What is so beautiful that p-adic space-time sheets whose most point are at spatial and temporal infinity in real sense make their presence directly visible via mass formulas. The notion of infinity ceases to be something for mystics only and receives a strict physical meaning.

One particular implication related also to the problem of Higgs mass is that elementary particles can appear in several mass scales differing by a power of 2^1/2. Quarks do so in TGD based model for hadron masses. This explains also why neutrinos seem to appear in several mass scales. Also Higgs could appear in two mass scales as experiments giving two values of mass differing by a factor of 8 suggest: this I have discussed somewhere in my blog already earlier. The average of these masses would have been not too far from 170 GeV predicted by the non-commutative variant of standard model of Alain Connes and is now excluded. The discussion in Tommaso's blog was discussed by the recently reported bounds 115-135 GeV for Higgs mass. Recall that the data discussed in earlier posting suggested mass values which were around 31 GeV and 420 GeV with quite wide error bras (really!).

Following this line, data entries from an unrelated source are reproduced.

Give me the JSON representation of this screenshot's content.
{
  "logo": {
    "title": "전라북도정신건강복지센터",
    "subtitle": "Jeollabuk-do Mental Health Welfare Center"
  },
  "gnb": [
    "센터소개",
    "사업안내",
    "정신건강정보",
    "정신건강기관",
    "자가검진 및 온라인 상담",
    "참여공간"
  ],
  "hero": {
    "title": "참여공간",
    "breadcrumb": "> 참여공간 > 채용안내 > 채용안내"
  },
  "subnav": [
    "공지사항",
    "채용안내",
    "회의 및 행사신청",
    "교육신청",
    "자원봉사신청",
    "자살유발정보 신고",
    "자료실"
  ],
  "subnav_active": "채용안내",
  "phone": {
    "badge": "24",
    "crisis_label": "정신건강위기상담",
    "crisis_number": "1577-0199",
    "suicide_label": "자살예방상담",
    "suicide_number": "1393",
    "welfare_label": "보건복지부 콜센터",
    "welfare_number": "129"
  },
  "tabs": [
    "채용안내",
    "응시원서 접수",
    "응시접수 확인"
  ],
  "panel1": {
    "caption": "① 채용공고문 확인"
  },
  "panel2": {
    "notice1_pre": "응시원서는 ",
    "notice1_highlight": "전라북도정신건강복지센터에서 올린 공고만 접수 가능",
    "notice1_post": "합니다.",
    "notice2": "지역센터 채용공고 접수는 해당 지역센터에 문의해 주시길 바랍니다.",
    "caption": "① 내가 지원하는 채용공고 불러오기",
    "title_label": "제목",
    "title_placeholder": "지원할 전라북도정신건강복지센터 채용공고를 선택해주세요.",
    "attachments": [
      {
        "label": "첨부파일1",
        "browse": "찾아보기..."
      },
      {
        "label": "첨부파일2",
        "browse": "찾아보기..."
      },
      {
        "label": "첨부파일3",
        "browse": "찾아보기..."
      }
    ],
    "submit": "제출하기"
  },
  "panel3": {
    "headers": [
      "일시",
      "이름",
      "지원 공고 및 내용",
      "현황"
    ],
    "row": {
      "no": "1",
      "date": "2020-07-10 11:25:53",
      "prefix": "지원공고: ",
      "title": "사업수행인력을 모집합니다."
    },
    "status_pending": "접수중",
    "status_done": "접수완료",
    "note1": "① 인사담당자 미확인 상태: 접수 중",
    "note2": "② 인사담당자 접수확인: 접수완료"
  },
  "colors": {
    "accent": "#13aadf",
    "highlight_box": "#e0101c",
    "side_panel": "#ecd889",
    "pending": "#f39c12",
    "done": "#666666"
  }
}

In TGD framework the new bounds would correspond to those for a heavier version of Higgs: the evidence for a much lower mass from other experiments must be still there. p-Adic length scale hypothesis would predict mass 129 GeV for k=94 which is near the upper end of the allowed interval 115-135 GeV. k=91 gives 45.5 GeV which could correspond to a lighter variant of Higgs. k=91 would give mass 363 GeV. All these mass values and even others could be there depending on experimental conditions. Perhaps it is time to start thinking about the basics again instead of just taking averages or neglecting half of the data!